Downside financial risk models require organizations to repay all or some of the financial losses incurred. But the GAO stated that “practices need either to have financial reserves to cover instances such as patients with unexpectedly costly medical events or to purchase reinsurance to cover such expenditures.” Small and rural hospitals tend to have few or none of the requirements.
Dispersed patient populations also impeded small and rural hospitals from implementing effective population health management programs required for value-based reimbursement success.
“Practices’ ability to manage care of their entire patient population is affected by patients’ geographic location and preferences, and this is especially true for rural physician practices whose patients may have to travel distances to receive regular wellness visits and seek specialists when recommended,” wrote the GAO.
To prevent value-based reimbursement issues, rural hospitals should start the transition away from fee-for-service reliance as soon as possible. The National Rural Health Resource Center suggests that rural hospitals step into the value-based reimbursement realm by creating a transition strategy.

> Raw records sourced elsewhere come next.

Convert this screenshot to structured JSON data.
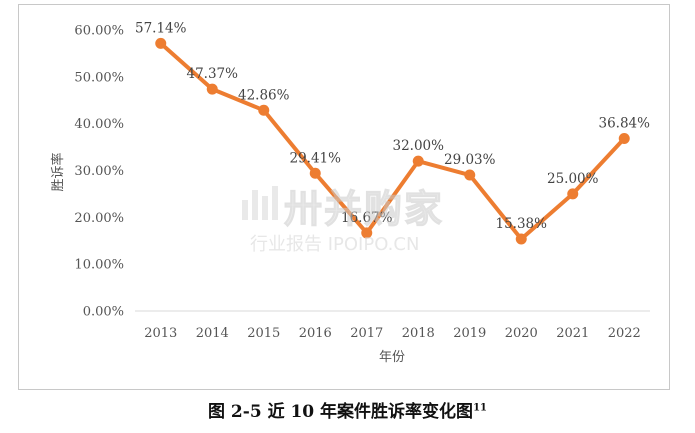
{
  "chart_data": {
    "type": "line",
    "title": "",
    "xlabel": "年份",
    "ylabel": "胜诉率",
    "ylim": [
      0,
      60
    ],
    "yticks": [
      "0.00%",
      "10.00%",
      "20.00%",
      "30.00%",
      "40.00%",
      "50.00%",
      "60.00%"
    ],
    "categories": [
      "2013",
      "2014",
      "2015",
      "2016",
      "2017",
      "2018",
      "2019",
      "2020",
      "2021",
      "2022"
    ],
    "series": [
      {
        "values": [
          57.14,
          47.37,
          42.86,
          29.41,
          16.67,
          32.0,
          29.03,
          15.38,
          25.0,
          36.84
        ],
        "labels": [
          "57.14%",
          "47.37%",
          "42.86%",
          "29.41%",
          "16.67%",
          "32.00%",
          "29.03%",
          "15.38%",
          "25.00%",
          "36.84%"
        ],
        "color": "#ED7D31"
      }
    ],
    "grid": false,
    "legend": "none"
  },
  "caption": {
    "text": "图 2-5  近 10 年案件胜诉率变化图",
    "footnote": "11"
  },
  "watermark": {
    "main": "卅并购家",
    "sub": "行业报告 IPOIPO.CN"
  }
}
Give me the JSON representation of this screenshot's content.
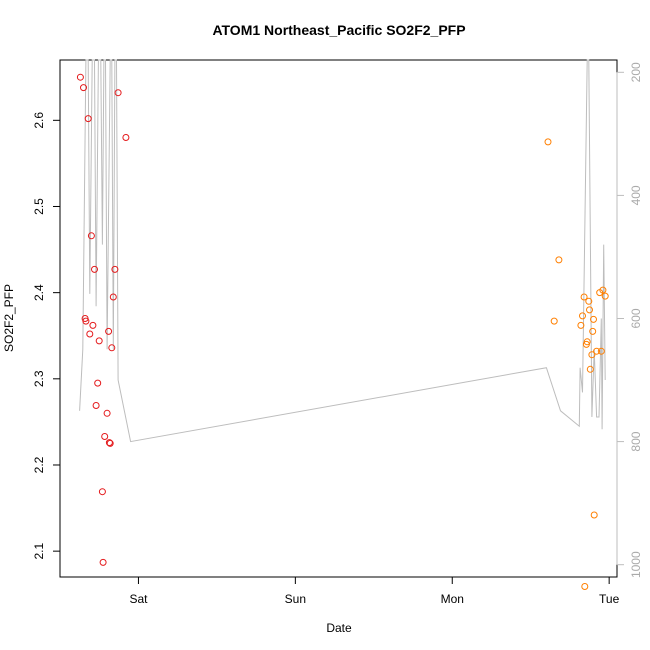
{
  "chart_data": {
    "type": "scatter",
    "title": "ATOM1 Northeast_Pacific SO2F2_PFP",
    "xlabel": "Date",
    "ylabel": "SO2F2_PFP",
    "x_ticks": [
      {
        "label": "Sat",
        "day": 1
      },
      {
        "label": "Sun",
        "day": 2
      },
      {
        "label": "Mon",
        "day": 3
      },
      {
        "label": "Tue",
        "day": 4
      }
    ],
    "xlim_days": [
      0.5,
      4.05
    ],
    "ylim": [
      2.07,
      2.67
    ],
    "y_ticks": [
      2.1,
      2.2,
      2.3,
      2.4,
      2.5,
      2.6
    ],
    "y2_ticks": [
      200,
      400,
      600,
      800,
      1000
    ],
    "y2lim": [
      1020,
      180
    ],
    "grid": false,
    "series": [
      {
        "color": "#e41a1c",
        "points": [
          [
            0.63,
            2.65
          ],
          [
            0.65,
            2.638
          ],
          [
            0.66,
            2.37
          ],
          [
            0.665,
            2.367
          ],
          [
            0.68,
            2.602
          ],
          [
            0.69,
            2.352
          ],
          [
            0.7,
            2.466
          ],
          [
            0.71,
            2.362
          ],
          [
            0.72,
            2.427
          ],
          [
            0.73,
            2.269
          ],
          [
            0.74,
            2.295
          ],
          [
            0.75,
            2.344
          ],
          [
            0.77,
            2.169
          ],
          [
            0.775,
            2.087
          ],
          [
            0.785,
            2.233
          ],
          [
            0.8,
            2.26
          ],
          [
            0.81,
            2.355
          ],
          [
            0.815,
            2.226
          ],
          [
            0.82,
            2.225
          ],
          [
            0.83,
            2.336
          ],
          [
            0.84,
            2.395
          ],
          [
            0.85,
            2.427
          ],
          [
            0.87,
            2.632
          ],
          [
            0.92,
            2.58
          ]
        ]
      },
      {
        "color": "#ff7f00",
        "points": [
          [
            3.61,
            2.575
          ],
          [
            3.65,
            2.367
          ],
          [
            3.68,
            2.438
          ],
          [
            3.82,
            2.362
          ],
          [
            3.83,
            2.373
          ],
          [
            3.84,
            2.395
          ],
          [
            3.845,
            2.059
          ],
          [
            3.855,
            2.34
          ],
          [
            3.86,
            2.343
          ],
          [
            3.87,
            2.39
          ],
          [
            3.875,
            2.38
          ],
          [
            3.88,
            2.311
          ],
          [
            3.89,
            2.328
          ],
          [
            3.895,
            2.355
          ],
          [
            3.9,
            2.369
          ],
          [
            3.905,
            2.142
          ],
          [
            3.92,
            2.332
          ],
          [
            3.94,
            2.4
          ],
          [
            3.95,
            2.332
          ],
          [
            3.96,
            2.403
          ],
          [
            3.975,
            2.396
          ]
        ]
      }
    ],
    "line_series": {
      "color": "#bdbdbd",
      "axis": "right",
      "points": [
        [
          0.625,
          750
        ],
        [
          0.645,
          650
        ],
        [
          0.665,
          180
        ],
        [
          0.68,
          180
        ],
        [
          0.69,
          560
        ],
        [
          0.705,
          180
        ],
        [
          0.72,
          180
        ],
        [
          0.73,
          580
        ],
        [
          0.745,
          180
        ],
        [
          0.76,
          180
        ],
        [
          0.77,
          480
        ],
        [
          0.78,
          180
        ],
        [
          0.79,
          180
        ],
        [
          0.8,
          650
        ],
        [
          0.82,
          180
        ],
        [
          0.83,
          180
        ],
        [
          0.84,
          650
        ],
        [
          0.85,
          180
        ],
        [
          0.86,
          180
        ],
        [
          0.87,
          700
        ],
        [
          0.95,
          800
        ],
        [
          3.6,
          680
        ],
        [
          3.69,
          750
        ],
        [
          3.81,
          775
        ],
        [
          3.815,
          680
        ],
        [
          3.83,
          720
        ],
        [
          3.86,
          180
        ],
        [
          3.87,
          180
        ],
        [
          3.89,
          760
        ],
        [
          3.905,
          650
        ],
        [
          3.92,
          760
        ],
        [
          3.935,
          760
        ],
        [
          3.95,
          600
        ],
        [
          3.955,
          780
        ],
        [
          3.965,
          480
        ],
        [
          3.975,
          700
        ]
      ]
    }
  }
}
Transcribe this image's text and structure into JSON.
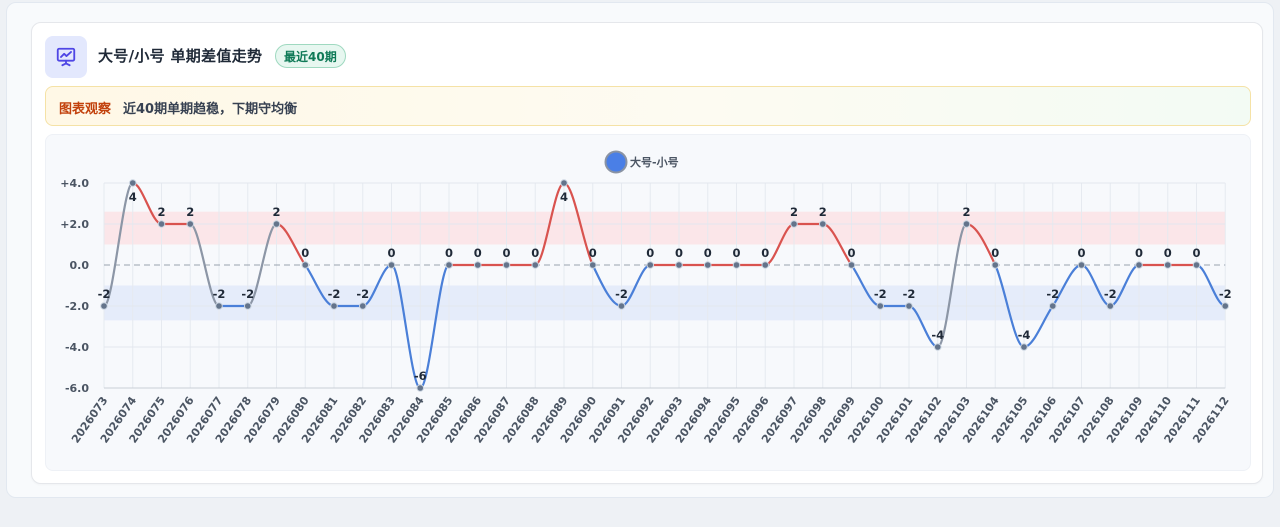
{
  "header": {
    "title": "大号/小号 单期差值走势",
    "badge": "最近40期",
    "icon": "chart-trend-icon"
  },
  "notice": {
    "label": "图表观察",
    "text": "近40期单期趋稳，下期守均衡"
  },
  "colors": {
    "positive": "#d9534f",
    "negative": "#4a7fd8",
    "transition": "#8c96a6",
    "legend": "#4a7fe6",
    "band_positive": "#fbe3e5",
    "band_negative": "#e2eaf9"
  },
  "chart_data": {
    "type": "line",
    "legend": [
      "大号-小号"
    ],
    "y_ticks": [
      "+4.0",
      "+2.0",
      "0.0",
      "-2.0",
      "-4.0",
      "-6.0"
    ],
    "ylim": [
      -6,
      4
    ],
    "grid": true,
    "legend_position": "top-center",
    "bands": [
      {
        "from": 1,
        "to": 2.6
      },
      {
        "from": -2.7,
        "to": -1
      }
    ],
    "categories": [
      "2026073",
      "2026074",
      "2026075",
      "2026076",
      "2026077",
      "2026078",
      "2026079",
      "2026080",
      "2026081",
      "2026082",
      "2026083",
      "2026084",
      "2026085",
      "2026086",
      "2026087",
      "2026088",
      "2026089",
      "2026090",
      "2026091",
      "2026092",
      "2026093",
      "2026094",
      "2026095",
      "2026096",
      "2026097",
      "2026098",
      "2026099",
      "2026100",
      "2026101",
      "2026102",
      "2026103",
      "2026104",
      "2026105",
      "2026106",
      "2026107",
      "2026108",
      "2026109",
      "2026110",
      "2026111",
      "2026112"
    ],
    "series": [
      {
        "name": "大号-小号",
        "values": [
          -2,
          4,
          2,
          2,
          -2,
          -2,
          2,
          0,
          -2,
          -2,
          0,
          -6,
          0,
          0,
          0,
          0,
          4,
          0,
          -2,
          0,
          0,
          0,
          0,
          0,
          2,
          2,
          0,
          -2,
          -2,
          -4,
          2,
          0,
          -4,
          -2,
          0,
          -2,
          0,
          0,
          0,
          -2
        ],
        "labels": [
          "-2",
          "4",
          "2",
          "2",
          "-2",
          "-2",
          "2",
          "0",
          "-2",
          "-2",
          "0",
          "-6",
          "0",
          "0",
          "0",
          "0",
          "4",
          "0",
          "-2",
          "0",
          "0",
          "0",
          "0",
          "0",
          "2",
          "2",
          "0",
          "-2",
          "-2",
          "-4",
          "2",
          "0",
          "-4",
          "-2",
          "0",
          "-2",
          "0",
          "0",
          "0",
          "-2"
        ]
      }
    ]
  }
}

The transition strategy should include the following elements:
- Expand primary care services and hours
- Build a larger primary care network as well as align primary care physicians with other providers, foster relationships between departments and staff, create affiliations with neighboring healthcare organizations, and establish a care coordination plan with community partners
- Market care quality and patient satisfaction scores to increase competitive edge
- Continue to maximize fee-for-service revenue by building on existing services and customer loyalty, like marketing services to local providers for referrals, offering specialist and acute care services based on community needs, and marketing swings beds, imaging, laboratories, and rehabilitation services to increase referrals
- Invest in facilities and health IT
- Engage leadership with transition
Rural hospitals should also start to track key performance indicators (KPIs) that drive value-based reimbursement performance, the National Rural Health Resource Center advised.
The top KPIs rural hospitals should monitor as the organization shifts to value-based reimbursement include:
- Days in net accounts receivable, with favorable values below 52.46 days
- Days in gross accounts receivable, below 50.37 days
- Days cash on hand, above 76.26 days
- Total margin, above 3.09 percent
- Operating margin, above 1.79 percent
- Debt service coverage ratio, above 2.89
- Salaries to net patient revenue, below 44.68 percent
- Payer mix percentage, favorable values for inpatient payer mix below 73.24 percent
- Average age of plant (buildings and equipment), below 10.18 years
- Long-term debt to capitalization, below 27.72 percent
Additionally, rural hospitals should establish emergency department KPIs that primarily track utilization and admission rates. Value-based reimbursement hinges on sending patients to the appropriate setting at the right time to reduce costs.
Using these strategies to become a competitive healthcare innovator with growing operating margins is not impossible for rural hospitals - if leaders invest in their staff, patients, health IT systems, and value-based care.